I recently experienced stability problems on a new work computer, which crashed with a BSOD.
I looked for clues in Event Viewer and found:
Log Name: System
Source: Microsoft-Windows-WER-SystemErrorReporting
Event ID: 1001
Task Category: None
Level: Error
Keywords: Classic
Description:
The computer has rebooted from a bugcheck. The bugcheck was: 0x0000004e (0x0000000000000099, 0x00000000003def55, 0x0000000000000000, 0x0000000000000001). A dump was saved in: C:\Windows\MEMORY.DMP.
Examined the memory dump with WinDbg (x64).

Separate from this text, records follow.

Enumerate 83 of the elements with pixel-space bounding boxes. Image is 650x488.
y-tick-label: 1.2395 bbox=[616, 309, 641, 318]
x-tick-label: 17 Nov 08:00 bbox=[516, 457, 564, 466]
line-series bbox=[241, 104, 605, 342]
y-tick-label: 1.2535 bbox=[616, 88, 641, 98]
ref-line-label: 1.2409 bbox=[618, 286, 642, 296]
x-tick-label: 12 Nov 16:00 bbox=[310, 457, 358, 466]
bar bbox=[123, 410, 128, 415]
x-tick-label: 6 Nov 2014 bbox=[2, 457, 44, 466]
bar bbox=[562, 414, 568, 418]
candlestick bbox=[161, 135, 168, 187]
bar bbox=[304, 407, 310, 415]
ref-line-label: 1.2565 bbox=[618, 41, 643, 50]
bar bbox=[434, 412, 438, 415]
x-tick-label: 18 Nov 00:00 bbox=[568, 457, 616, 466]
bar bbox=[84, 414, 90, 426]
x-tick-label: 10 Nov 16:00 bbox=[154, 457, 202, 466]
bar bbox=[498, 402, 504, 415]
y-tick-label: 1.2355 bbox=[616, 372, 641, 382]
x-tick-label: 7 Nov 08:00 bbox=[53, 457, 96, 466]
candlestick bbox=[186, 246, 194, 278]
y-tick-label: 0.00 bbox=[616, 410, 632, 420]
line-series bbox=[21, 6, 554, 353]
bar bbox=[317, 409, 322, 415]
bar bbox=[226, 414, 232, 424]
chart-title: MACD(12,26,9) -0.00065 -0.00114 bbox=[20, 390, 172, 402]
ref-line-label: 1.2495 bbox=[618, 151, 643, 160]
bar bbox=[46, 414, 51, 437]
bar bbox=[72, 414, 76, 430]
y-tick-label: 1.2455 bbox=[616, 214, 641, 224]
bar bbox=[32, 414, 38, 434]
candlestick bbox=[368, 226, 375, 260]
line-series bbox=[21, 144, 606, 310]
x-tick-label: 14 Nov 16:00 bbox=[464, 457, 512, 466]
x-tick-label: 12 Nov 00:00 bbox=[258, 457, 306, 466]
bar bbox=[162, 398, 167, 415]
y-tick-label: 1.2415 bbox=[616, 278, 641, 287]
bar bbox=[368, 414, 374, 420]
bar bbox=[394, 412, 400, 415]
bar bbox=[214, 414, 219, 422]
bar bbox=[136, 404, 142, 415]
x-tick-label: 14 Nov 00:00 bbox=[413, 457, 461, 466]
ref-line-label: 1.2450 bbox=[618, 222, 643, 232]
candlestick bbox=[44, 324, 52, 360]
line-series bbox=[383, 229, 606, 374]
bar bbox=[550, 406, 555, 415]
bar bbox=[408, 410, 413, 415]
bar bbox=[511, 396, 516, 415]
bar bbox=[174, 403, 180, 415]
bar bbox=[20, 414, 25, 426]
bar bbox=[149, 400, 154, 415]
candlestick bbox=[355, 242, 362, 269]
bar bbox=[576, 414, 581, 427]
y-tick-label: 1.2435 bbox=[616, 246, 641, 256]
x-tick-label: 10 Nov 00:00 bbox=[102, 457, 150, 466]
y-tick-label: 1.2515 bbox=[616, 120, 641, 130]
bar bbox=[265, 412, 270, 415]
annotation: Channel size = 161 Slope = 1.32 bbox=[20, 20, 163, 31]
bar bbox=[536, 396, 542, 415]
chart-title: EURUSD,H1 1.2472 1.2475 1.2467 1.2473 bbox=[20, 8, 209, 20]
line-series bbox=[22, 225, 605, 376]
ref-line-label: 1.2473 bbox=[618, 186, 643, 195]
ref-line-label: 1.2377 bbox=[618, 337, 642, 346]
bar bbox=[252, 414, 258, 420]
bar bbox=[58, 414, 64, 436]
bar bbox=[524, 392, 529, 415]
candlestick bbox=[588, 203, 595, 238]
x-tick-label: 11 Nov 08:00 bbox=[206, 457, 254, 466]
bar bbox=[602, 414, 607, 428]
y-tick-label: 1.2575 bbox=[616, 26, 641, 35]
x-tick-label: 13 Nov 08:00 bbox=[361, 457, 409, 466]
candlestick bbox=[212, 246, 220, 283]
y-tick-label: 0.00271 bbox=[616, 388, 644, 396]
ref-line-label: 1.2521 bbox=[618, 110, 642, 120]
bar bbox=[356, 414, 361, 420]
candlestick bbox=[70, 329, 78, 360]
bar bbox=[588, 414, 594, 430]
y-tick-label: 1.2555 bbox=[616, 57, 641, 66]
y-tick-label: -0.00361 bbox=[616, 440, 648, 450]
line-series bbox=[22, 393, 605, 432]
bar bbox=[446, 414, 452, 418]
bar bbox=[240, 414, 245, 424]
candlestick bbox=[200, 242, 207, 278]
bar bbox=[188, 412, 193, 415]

Checked for details about the crash with:
!analyze -v
Part of the result:
PFN_LIST_CORRUPT (4e)
Typically caused by drivers passing bad memory descriptor lists (ie: calling
MmUnlockPages twice with the same list, etc). If a kernel debugger is
available get the stack trace.
Arguments:
Arg1: 0000000000000099, A PTE or PFN is corrupt
Arg2: 00000000003def55, page frame number
Arg3: 0000000000000000, current page state
Arg4: 0000000000000001, 0
Examined the call stack with:
kp
Result:
Child-SP RetAddr Call Site
fffff880`030b34f8 fffff800`0311c37c nt!KeBugCheckEx
fffff880`030b3500 fffff800`03038c17 nt!MiBadShareCount+0x4c
fffff880`030b3540 fffff800`030bc057 nt! ?? ::FNODOBFM::`string'+0x2cf6d
fffff880`030b36f0 fffff800`030bda09 nt!MiDeleteVirtualAddresses+0x41f
fffff880`030b38b0 fffff800`033a9f21 nt!MiRemoveMappedView+0xd9
fffff880`030b39d0 fffff800`033aa323 nt!MiUnmapViewOfSection+0x1b1
fffff880`030b3a90 fffff800`03089693 nt!NtUnmapViewOfSection+0x5f
fffff880`030b3ae0 00000000`76febfda nt!KiSystemServiceCopyEnd+0x13
00000000`0a8df5d8 00000000`00000000 0x76febfda
Memory problems are typically caused by failing memory modules, so I tested the memory with Memtest86+.
Only had time for running it for a short time, but it passed the test once.
However the next day the computer crashed again with another BSOD…
I found this in Event Viewer:
Log Name: System
Source: Microsoft-Windows-WER-SystemErrorReporting
Event ID: 1001
Task Category: None
Level: Error
Keywords: Classic
Description:
The computer has rebooted from a bugcheck. The bugcheck was: 0x00000050 (0xfffff8a0384b1280, 0x0000000000000000, 0xfffff800031fe133, 0x0000000000000000). A dump was saved in: C:\Windows\MEMORY.DMP.
Examined the new memory dump with:
!analyze -v
Part of the result:
PAGE_FAULT_IN_NONPAGED_AREA (50)
Invalid system memory was referenced. This cannot be protected by try-except,
it must be protected by a Probe. Typically the address is just plain bad or it
is pointing at freed memory.
Arguments:
Arg1: fffff8a0384b1280, memory referenced.
Arg2: 0000000000000000, value 0 = read operation, 1 = write operation.
Arg3: fffff800031fe133, If non-zero, the instruction address which referenced the bad memory
address.
Arg4: 0000000000000000, (reserved)
Examined the call stack with:
kp
Result:
Child-SP RetAddr Call Site
fffff880`031735f8 fffff800`031442be nt!KeBugCheckEx
fffff880`03173600 fffff800`030c552e nt! ?? ::FNODOBFM::`string'+0x3bc5f
fffff880`03173760 fffff800`031fe133 nt!KiPageFault+0x16e
fffff880`031738f0 fffff800`030af3b1 nt!ExFreePoolWithTag+0x43
fffff880`031739a0 fffff880`018450c6 nt!FsRtlUninitializeBaseMcb+0x41
fffff880`031739d0 fffff800`030d0355 Ntfs!NtfsMcbCleanupLruQueue+0xf6
fffff880`03173b70 fffff800`03362236 nt!ExpWorkerThread+0x111
fffff880`03173c00 fffff800`030b8706 nt!PspSystemThreadStartup+0x5a
fffff880`03173c40 00000000`00000000 nt!KxStartSystemThread+0x16
Another BSOD related to memory access strongly indicated problems with the memory modules.
Ran Memtest86+ overnight for 15+ hours.

The next day Memtest86+ had found 160 memory errors…
I decided to reseat the memory modules.
Then ran Memtest86+ overnight again for almost 16 hours.

The next day no memory errors were found.
Hoping that the cause and solution for the BSOD crashes has been found. Time will tell.